Domain reversal dynamics and avalanches in a model insulating Ising ferromagnet

100 years ago, Barkhausen’s noise experiments provided evidence for discrete domains within ferromagnets and magnetization reversal occurring as a set of discrete events. By characterizing individual avalanche events, the underlying mechanisms for domain reversal can be studied. Many materials show a drag effect which appears in the statistical distribution of avalanche event shapes. In typical metallic ferromagnets, this drag is believed to be due to eddy currents induced during magnetization reversal. Whether this is only significant source of drag is an open question which we address by studying the model Ising system LiHo_0.65Y_0.35F₄, an insulating rare-earth, dipole-coupled ferromagnet with T_C of 0.98 K. The LiHo_xY_1-xF₄ family combine strong quantum fluctuations, random-field pinning, and a lack of eddy currents, extending the study of domain dynamics to an entirely new regime.

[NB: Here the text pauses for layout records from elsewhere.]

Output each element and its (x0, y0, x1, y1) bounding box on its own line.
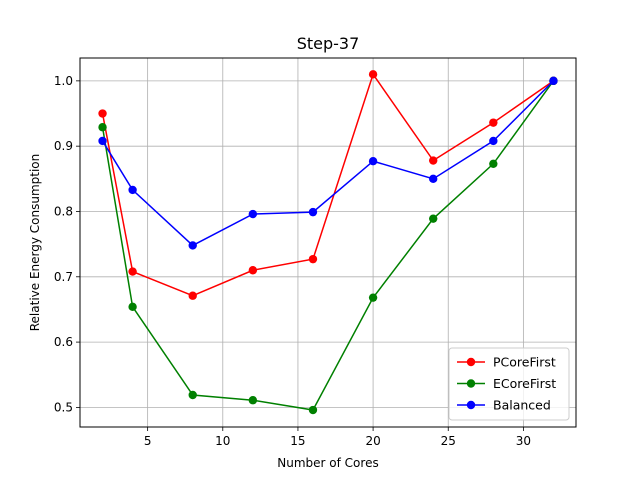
data-point (128, 302, 137, 312)
data-point (429, 156, 438, 165)
series-layer (98, 70, 558, 415)
data-point (368, 70, 378, 79)
legend-marker (466, 357, 476, 367)
data-point (248, 209, 258, 219)
y-tick-label: 0.6 (54, 335, 73, 349)
data-point (308, 405, 318, 415)
y-tick-label: 1.0 (54, 74, 73, 88)
data-point (188, 241, 197, 250)
x-tick-label: 25 (441, 434, 456, 448)
data-point (308, 254, 318, 264)
legend-label: PCoreFirst (493, 355, 556, 370)
data-point (128, 185, 137, 195)
legend-entry: ECoreFirst (457, 376, 556, 391)
series-balanced (98, 76, 558, 250)
data-point (248, 266, 258, 275)
data-point (98, 136, 107, 146)
legend-box (448, 347, 570, 421)
data-point (429, 174, 438, 184)
data-point (128, 267, 137, 276)
data-point (188, 390, 197, 400)
y-tick-label: 0.8 (54, 204, 73, 218)
axis-ticks: 5 10 15 20 25 30 0.5 0.6 0.7 0.8 0.9 1.0 (54, 74, 531, 448)
data-point (368, 156, 378, 166)
x-tick-label: 15 (290, 434, 305, 448)
data-point (489, 136, 498, 146)
x-tick-label: 30 (516, 434, 531, 448)
data-point (98, 123, 107, 132)
legend-label: ECoreFirst (493, 376, 556, 391)
legend-marker (466, 379, 476, 388)
data-point (248, 396, 258, 405)
legend-label: Balanced (493, 398, 551, 413)
y-tick-label: 0.9 (54, 139, 73, 153)
x-tick-label: 10 (215, 434, 230, 448)
data-point (98, 109, 107, 118)
plot-frame (79, 57, 577, 428)
data-point (489, 159, 498, 169)
chart-title: Step-37 (297, 34, 360, 53)
x-tick-label: 20 (365, 434, 380, 448)
legend-entry: Balanced (457, 398, 551, 413)
legend-marker (466, 400, 476, 410)
data-point (489, 118, 498, 127)
data-point (549, 76, 558, 86)
legend: PCoreFirst ECoreFirst Balanced (448, 347, 570, 421)
y-tick-label: 0.7 (54, 270, 73, 284)
y-tick-label: 0.5 (54, 400, 73, 414)
data-point (188, 291, 197, 300)
data-point (308, 207, 318, 217)
data-point (368, 293, 378, 302)
legend-entry: PCoreFirst (457, 355, 556, 370)
x-axis-label: Number of Cores (277, 456, 378, 470)
data-point (429, 214, 438, 223)
y-axis-label: Relative Energy Consumption (28, 154, 42, 332)
x-tick-label: 5 (144, 434, 152, 448)
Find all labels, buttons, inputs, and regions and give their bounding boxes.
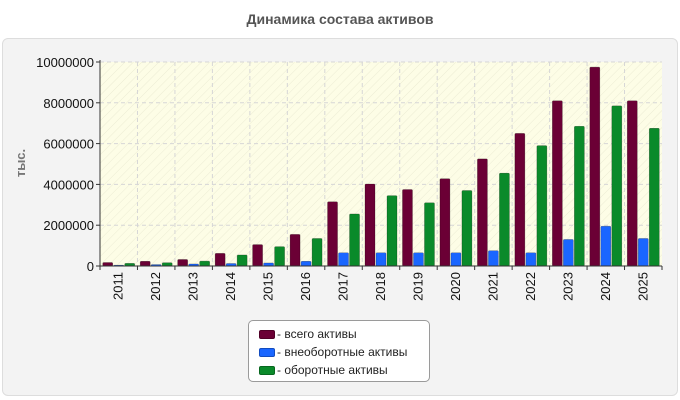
bar-noncurrent-2024	[600, 225, 612, 267]
bar-current-2019	[424, 202, 435, 267]
bar-current-2025	[648, 128, 660, 267]
bar-noncurrent-2018	[375, 252, 387, 267]
bar-noncurrent-2020	[450, 252, 462, 267]
y-tick-label: 8000000	[43, 96, 94, 111]
x-tick-label-2015: 2015	[261, 272, 276, 301]
bar-total-2015	[252, 244, 263, 267]
bar-total-2021	[477, 158, 488, 267]
x-tick-label-2018: 2018	[373, 272, 388, 301]
x-tick-label-2024: 2024	[598, 272, 613, 301]
bar-noncurrent-2025	[637, 238, 649, 267]
y-axis-label: тыс.	[13, 149, 28, 177]
bar-noncurrent-2016	[300, 261, 312, 267]
grid-lines	[100, 61, 662, 266]
x-tick-label-2014: 2014	[223, 272, 238, 301]
legend-item-current: - оборотные активы	[259, 361, 429, 379]
bar-current-2020	[461, 190, 473, 267]
plot-background	[100, 62, 662, 266]
bar-total-2018	[364, 183, 376, 267]
bar-total-2017	[327, 201, 338, 267]
legend-swatch-total	[259, 329, 275, 339]
legend-swatch-noncurrent	[259, 347, 275, 357]
bar-current-2017	[349, 213, 360, 267]
x-tick-label-2012: 2012	[148, 272, 163, 301]
bar-current-2023	[574, 125, 585, 267]
bar-current-2015	[274, 246, 285, 267]
bar-current-2021	[499, 172, 510, 267]
y-tick-label: 2000000	[43, 218, 94, 233]
bar-current-2022	[536, 145, 548, 267]
bar-total-2014	[214, 253, 226, 267]
y-tick-label: 6000000	[43, 137, 94, 152]
x-tick-label-2017: 2017	[336, 272, 351, 301]
bar-total-2016	[289, 234, 301, 267]
bar-current-2024	[611, 105, 623, 267]
bar-total-2022	[514, 133, 526, 267]
bar-total-2013	[177, 259, 188, 267]
x-tick-labels: 2011 2012 2013 2014 2015 2016 2017 2018 2019 2020…	[111, 272, 651, 301]
bar-total-2012	[139, 261, 151, 267]
bar-noncurrent-2023	[563, 239, 574, 267]
legend-swatch-current	[259, 365, 275, 375]
axes	[96, 60, 663, 270]
x-tick-label-2013: 2013	[186, 272, 201, 301]
legend-label-total: - всего активы	[277, 327, 357, 341]
legend: - всего активы - внеоборотные активы - о…	[248, 320, 430, 382]
y-tick-label: 10000000	[36, 55, 94, 70]
x-tick-label-2016: 2016	[298, 272, 313, 301]
bar-current-2016	[311, 238, 323, 267]
x-tick-label-2019: 2019	[410, 272, 425, 301]
legend-item-noncurrent: - внеоборотные активы	[259, 343, 429, 361]
legend-item-total: - всего активы	[259, 325, 429, 343]
bar-current-2013	[199, 260, 210, 267]
x-tick-label-2022: 2022	[523, 272, 538, 301]
x-tick-label-2011: 2011	[111, 272, 126, 300]
bars	[102, 66, 660, 267]
bar-total-2025	[626, 100, 638, 267]
bar-total-2020	[439, 178, 451, 267]
bar-total-2023	[552, 100, 563, 267]
bar-total-2024	[589, 66, 601, 267]
legend-label-current: - оборотные активы	[277, 363, 388, 377]
bar-current-2014	[236, 254, 248, 267]
bar-noncurrent-2022	[525, 252, 537, 267]
x-tick-label-2025: 2025	[635, 272, 650, 301]
x-tick-label-2021: 2021	[485, 272, 500, 301]
bar-noncurrent-2017	[338, 252, 349, 267]
bar-total-2019	[402, 189, 413, 267]
bar-current-2018	[386, 195, 398, 267]
y-tick-label: 0	[87, 259, 94, 274]
x-tick-label-2023: 2023	[560, 272, 575, 301]
bar-total-2011	[102, 262, 114, 267]
bar-noncurrent-2021	[488, 250, 499, 267]
legend-label-noncurrent: - внеоборотные активы	[277, 345, 408, 359]
bar-noncurrent-2019	[413, 252, 424, 267]
x-tick-label-2020: 2020	[448, 272, 463, 301]
y-tick-labels: 0 2000000 4000000 6000000 8000000 10000000	[36, 55, 94, 274]
y-tick-label: 4000000	[43, 177, 94, 192]
chart-title: Динамика состава активов	[246, 11, 434, 27]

We find symmetrical scaled distributions near T_C, indicative of a drag-free environment. By contrast, strong asymmetries appear for long-duration events at lower temperatures, suggesting the presence of drag without eddy currents. A thermal-driven crossover between random-field effects and a quantum-fluctuation regime suggests that the latter act as the source of this additional drag mechanism.